September 12, 2009

A Familiar Problem. I blame Bush & Cheney.

THE VOICE, a weekly newspaper published in Botswana, reports on the problem of foreigners doing business and skewering the local economy.
Foreign competition bites on local vendors
By Dubani-wa-Dubani

Vegetable vendors in Mochudi say they are on the brink of ruin unless authorities do something about took save them from bigger businesses and foreign investors.

Speaking to Your Money last week Baleseng Anna Mataboge who started selling vegetables on the streets in 2003 after she was forced out of clothing business by tough competition from Chinese owned shops said.

“When the Chinese came they brought with them products that are very cheap and this killed small time clothing producers. I know others in my former trade who have had to take up others venture because their businesses like mine could not compete with the cheap Chinese clothes.”


“I went into the vegetable business and again I have to compete with big businesses which are mostly run by Indians. Looks like I may have to start something else soon. The way things are going most of us will be out of business soon unless the government does something to protect us. Do not get me wrong I have nothing against Chinese and Indians. I am not a racist. I just think the government must make laws that protect citizens from unfair competition,” the 45-year old continued.

When quizzed on what she thought the solution could be she said: “Government should have quota for big business so that the small person can have a fair share of the market too. We need to pay school fees for our kids and also have daily financial needs like anybody else. When we have laws that will protect the small business person then we will prove wrong those who say Batswana are good for nothing.”

For Maggie Gouwe who says she has, together with fellow vendors, have had to throw away spoilt veggies because of stifling competition from bigger establishment sees no reason why people should come from other countries just to sell vegetables.

“I have nothing against anybody. I have never had apartheid in my head, but I think our government should protect us as citizens. I am for foreign investors as long as it does not ruin the livelihood of citizens. To me coming to Botswana just to sell vegetables is not foreign investment because it robs a lot of citizens of a way of making a living. We need laws to protect us from such and the government must make such laws to protect the likes of us from ruin”, the 53-year-old told Your Money.

“We have mouths to feed and bills to pay like everybody else.
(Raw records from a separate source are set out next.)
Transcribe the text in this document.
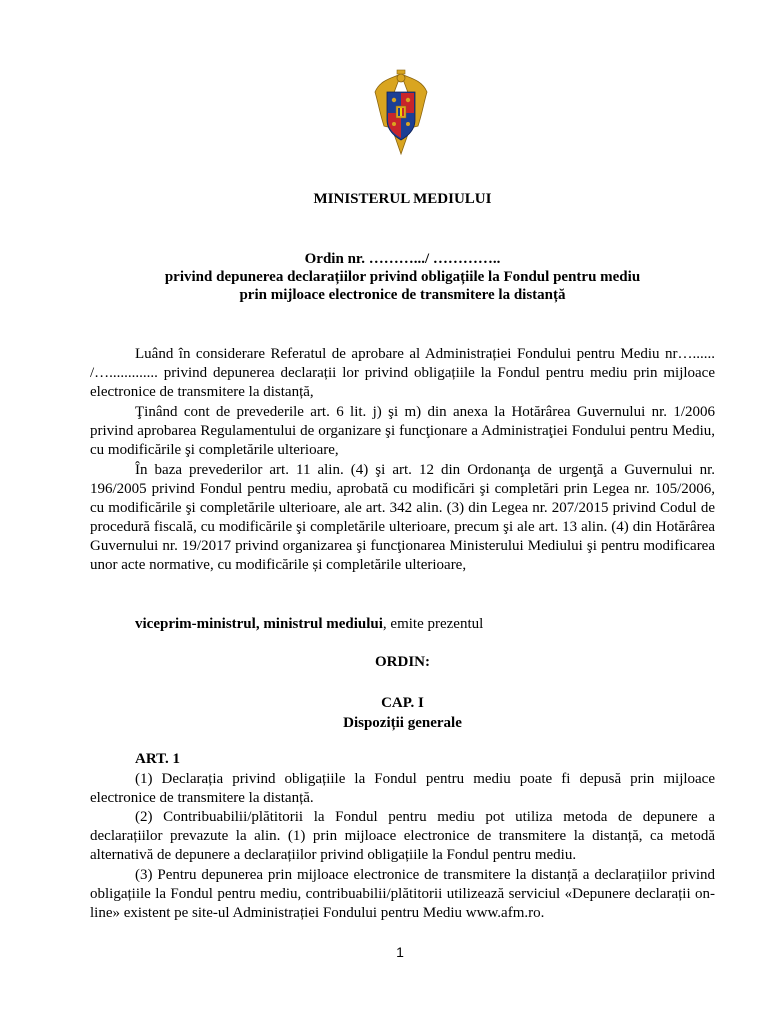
MINISTERUL MEDIULUI
Ordin nr. ……….../ …………..
privind depunerea declarațiilor privind obligațiile la Fondul pentru mediu
prin mijloace electronice de transmitere la distanță

Luând în considerare Referatul de aprobare al Administrației Fondului pentru Mediu nr…...... /…............. privind depunerea declarații lor privind obligațiile la Fondul pentru mediu prin mijloace electronice de transmitere la distanță,

Ţinând cont de prevederile art. 6 lit. j) şi m) din anexa la Hotărârea Guvernului nr. 1/2006 privind aprobarea Regulamentului de organizare şi funcţionare a Administraţiei Fondului pentru Mediu, cu modificările şi completările ulterioare,

În baza prevederilor art. 11 alin. (4) şi art. 12 din Ordonanţa de urgenţă a Guvernului nr. 196/2005 privind Fondul pentru mediu, aprobată cu modificări şi completări prin Legea nr. 105/2006, cu modificările şi completările ulterioare, ale art. 342 alin. (3) din Legea nr. 207/2015 privind Codul de procedură fiscală, cu modificările şi completările ulterioare, precum şi ale art. 13 alin. (4) din Hotărârea Guvernului nr. 19/2017 privind organizarea şi funcţionarea Ministerului Mediului şi pentru modificarea unor acte normative, cu modificările și completările ulterioare,

viceprim-ministrul, ministrul mediului, emite prezentul
ORDIN:
CAP. I
Dispoziții generale
ART. 1

(1) Declarația privind obligațiile la Fondul pentru mediu poate fi depusă prin mijloace electronice de transmitere la distanță.

(2) Contribuabilii/plătitorii la Fondul pentru mediu pot utiliza metoda de depunere a declarațiilor prevazute la alin. (1) prin mijloace electronice de transmitere la distanță, ca metodă alternativă de depunere a declarațiilor privind obligațiile la Fondul pentru mediu.

(3) Pentru depunerea prin mijloace electronice de transmitere la distanță a declarațiilor privind obligațiile la Fondul pentru mediu, contribuabilii/plătitorii utilizează serviciul «Depunere declarații on-line» existent pe site-ul Administrației Fondului pentru Mediu www.afm.ro.

1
Now that we have to pay school fees things are hard. Unless the government makes laws that will give small business people a fair deal a lot of people face ruin”, she said.

A snap survey amongst the vegetable sellers in Mochudi revealed that most are worried about going out of business soon and feel that authorities should do more to help their kind survive the combined impact of the global economic slowdown and being swallowed by bigger establishments.


Rhod said...

The Wal-Martization of Botswana.

This is where conservatives like me are sometimes incoherent.

Free and robust trade, and unrestricted markets are, in the long run, correct, and no version of Smoot-Hawley ever works.

Still, it makes you wonder if Lou Dobbs isn't right.

Anonymous said...

It's disturbing, Rhod. It's the horror of putting unarmed people into a knife fight. You can understand their disillusionment.